È qui adunque da sapere che costui, il quale qui parla con l’autore, fu un cavalier fiorentino chiamato messer Cavalcante de’ Cavalcanti, leggiadro e ricco cavaliere, e seguí l’opinion d’Epicuro in non credere che l’anima dopo la morte del corpo vivesse, e che il nostro sommo bene fosse ne’ diletti carnali; e per questo, sí come eretico, è dannato. E fu questo cavaliere padre di Guido Cavalcanti, uomo costumatissimo e ricco e d’alto ingegno, e seppe molte leggiadre cose fare meglio che alcun nostro cittadino; e, oltre a ciò, fu nel suo tempo reputato ottimo loico e buon filosofo, e fu singularissimo amico dell’autore, sí come esso medesimo mostra nella sua Vita nuova, e fu buon dicitore in rima: ma, percioché la filosofia gli pareva, sí come ella è, da molto piú che la poesia, ebbe a sdegno Virgilio e gli altri poeti. E percioché messer Cavalcante conosceva lo ’ngegno del figliuolo, e la singulare usanza la quale con l’autore avea, riconosciuto prestamente l’autore, senza alcuna premessione d’altre parole, nella prima giunta gli fece la domanda che di sopra si disse.
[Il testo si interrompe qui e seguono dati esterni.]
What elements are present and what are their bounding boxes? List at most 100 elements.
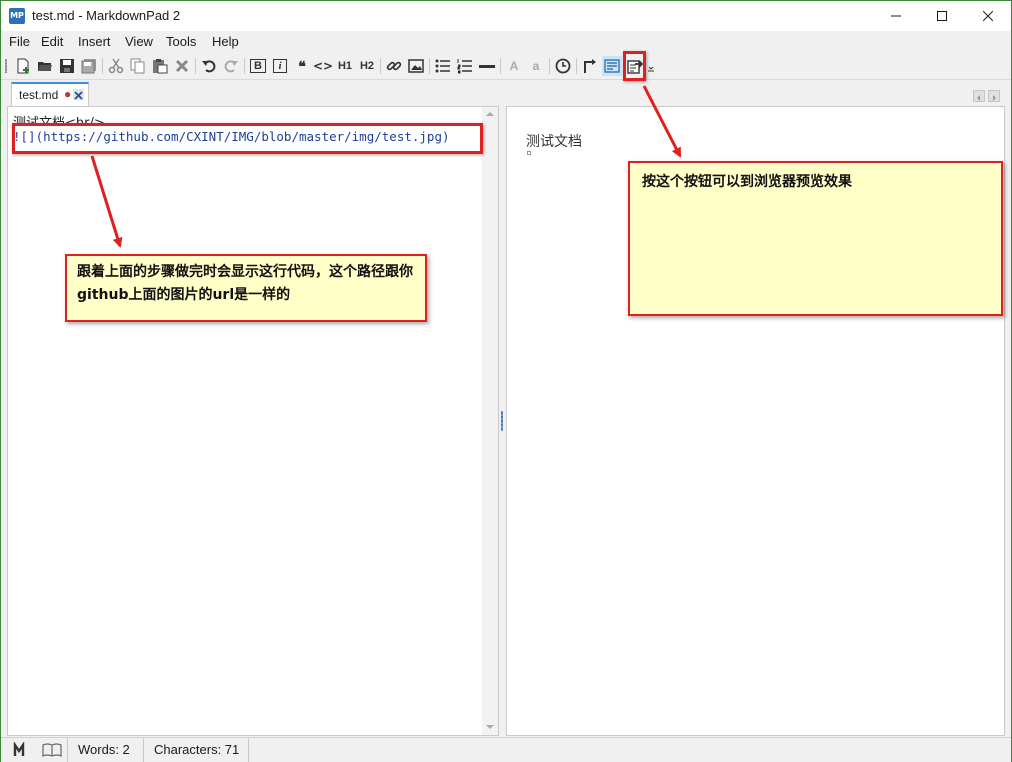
split-view-icon: [584, 59, 596, 73]
pane-splitter[interactable]: [500, 106, 505, 736]
toolbar-separator: [380, 58, 381, 74]
character-count: Characters: 71: [154, 742, 240, 757]
horizontal-rule-button[interactable]: [477, 56, 497, 76]
bold-button[interactable]: B: [248, 56, 268, 76]
insert-image-button[interactable]: [406, 56, 426, 76]
status-separator: [248, 738, 249, 762]
unsaved-indicator: ●: [64, 87, 72, 101]
redo-button[interactable]: [221, 56, 241, 76]
scroll-up-icon[interactable]: [486, 112, 494, 116]
link-icon: [386, 61, 402, 71]
code-button[interactable]: <>: [313, 56, 333, 76]
undo-icon: [202, 60, 216, 73]
status-separator: [67, 738, 68, 762]
italic-button[interactable]: i: [270, 56, 290, 76]
chevron-right-icon: [993, 95, 996, 101]
minimize-button[interactable]: [873, 1, 919, 31]
minimize-icon: [891, 15, 901, 17]
code-highlight-box: [12, 123, 483, 154]
close-window-button[interactable]: [965, 1, 1011, 31]
numbered-list-icon: [457, 59, 472, 74]
toolbar-grip[interactable]: [5, 59, 7, 73]
menu-view[interactable]: View: [125, 34, 153, 49]
h1-icon: H1: [337, 60, 353, 72]
paste-button[interactable]: [150, 56, 170, 76]
new-document-icon: [17, 58, 29, 74]
toolbar-separator: [549, 58, 550, 74]
live-preview-button[interactable]: [602, 56, 622, 76]
menu-help[interactable]: Help: [212, 34, 239, 49]
toggle-preview-button[interactable]: [580, 56, 600, 76]
delete-button[interactable]: [172, 56, 192, 76]
quote-button[interactable]: ❝: [292, 56, 312, 76]
editor-callout-note: 跟着上面的步骤做完时会显示这行代码，这个路径跟你github上面的图片的url是…: [65, 254, 427, 322]
heading1-button[interactable]: H1: [335, 56, 355, 76]
live-preview-icon: [604, 59, 620, 73]
quote-icon: ❝: [298, 57, 306, 74]
paste-icon: [153, 59, 168, 74]
toolbar-separator: [102, 58, 103, 74]
word-count: Words: 2: [78, 742, 130, 757]
copy-icon: [130, 58, 145, 74]
heading2-button[interactable]: H2: [357, 56, 377, 76]
bold-icon: B: [250, 59, 266, 73]
book-icon[interactable]: [42, 742, 62, 758]
uppercase-button[interactable]: A: [504, 56, 524, 76]
save-button[interactable]: [57, 56, 77, 76]
copy-button[interactable]: [128, 56, 148, 76]
menu-bar: File Edit Insert View Tools Help: [1, 31, 1011, 53]
splitter-grip-icon[interactable]: [501, 411, 503, 431]
preview-callout-note: 按这个按钮可以到浏览器预览效果: [628, 161, 1003, 316]
numbered-list-button[interactable]: [455, 56, 475, 76]
toolbar-separator: [195, 58, 196, 74]
menu-tools[interactable]: Tools: [166, 34, 196, 49]
scroll-down-icon[interactable]: [486, 725, 494, 729]
close-icon: [74, 91, 83, 100]
open-button[interactable]: [35, 56, 55, 76]
cut-button[interactable]: [106, 56, 126, 76]
close-icon: [982, 10, 994, 22]
title-bar[interactable]: MP test.md - MarkdownPad 2: [1, 1, 1011, 31]
delete-icon: [175, 59, 189, 73]
toolbar-separator: [244, 58, 245, 74]
markdown-mode-icon[interactable]: [13, 742, 31, 758]
scissors-icon: [108, 58, 124, 74]
new-document-button[interactable]: [13, 56, 33, 76]
tab-scroll-right-button[interactable]: [988, 90, 1000, 102]
markdownpad-logo-icon: MP: [9, 8, 25, 24]
code-icon: <>: [312, 59, 334, 73]
broken-image-icon: [527, 151, 531, 155]
maximize-icon: [937, 11, 947, 21]
status-separator: [143, 738, 144, 762]
bulleted-list-button[interactable]: [433, 56, 453, 76]
menu-insert[interactable]: Insert: [78, 34, 111, 49]
toolbar-separator: [500, 58, 501, 74]
image-icon: [408, 59, 424, 73]
tab-test-md[interactable]: test.md ●: [11, 82, 89, 106]
h2-icon: H2: [359, 60, 375, 72]
editor-scrollbar[interactable]: [482, 107, 498, 735]
save-all-icon: [81, 59, 96, 74]
tab-scroll-left-button[interactable]: [973, 90, 985, 102]
insert-timestamp-button[interactable]: [553, 56, 573, 76]
horizontal-rule-icon: [479, 65, 495, 68]
window-title: test.md - MarkdownPad 2: [32, 8, 181, 23]
lowercase-button[interactable]: a: [526, 56, 546, 76]
uppercase-icon: A: [509, 59, 519, 73]
menu-file[interactable]: File: [9, 34, 30, 49]
menu-edit[interactable]: Edit: [41, 34, 63, 49]
preview-heading: 测试文档: [526, 134, 582, 150]
insert-link-button[interactable]: [384, 56, 404, 76]
browser-button-highlight-box: [623, 51, 646, 81]
toolbar-overflow-button[interactable]: [646, 56, 656, 76]
document-tab-strip: test.md ●: [1, 80, 1011, 106]
save-all-button[interactable]: [79, 56, 99, 76]
tab-close-button[interactable]: [73, 89, 84, 100]
maximize-button[interactable]: [919, 1, 965, 31]
app-window: MP test.md - MarkdownPad 2 File Edit Ins…: [0, 0, 1012, 762]
markdown-editor[interactable]: 测试文档<hr/> ![](https://github.com/CXINT/I…: [7, 106, 499, 736]
status-bar: Words: 2 Characters: 71: [1, 737, 1011, 762]
toolbar-separator: [576, 58, 577, 74]
undo-button[interactable]: [199, 56, 219, 76]
toolbar-separator: [429, 58, 430, 74]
Poi séguita l’autore e dice che, attristatosi messer Cavalcante per la risposta udita, «Di subito drizzato, gridò: – Come Dicesti, ’egli ebbe’?», il che si suol dire delle persone passate di questa vita, e però segue: «non viv’egli ancora? Non fiere gli occhi suoi il dolce lome?» – del sole; percioché gli occhi de’ morti non sono quanto i corporali feriti, cioè illuminati da alcun lume.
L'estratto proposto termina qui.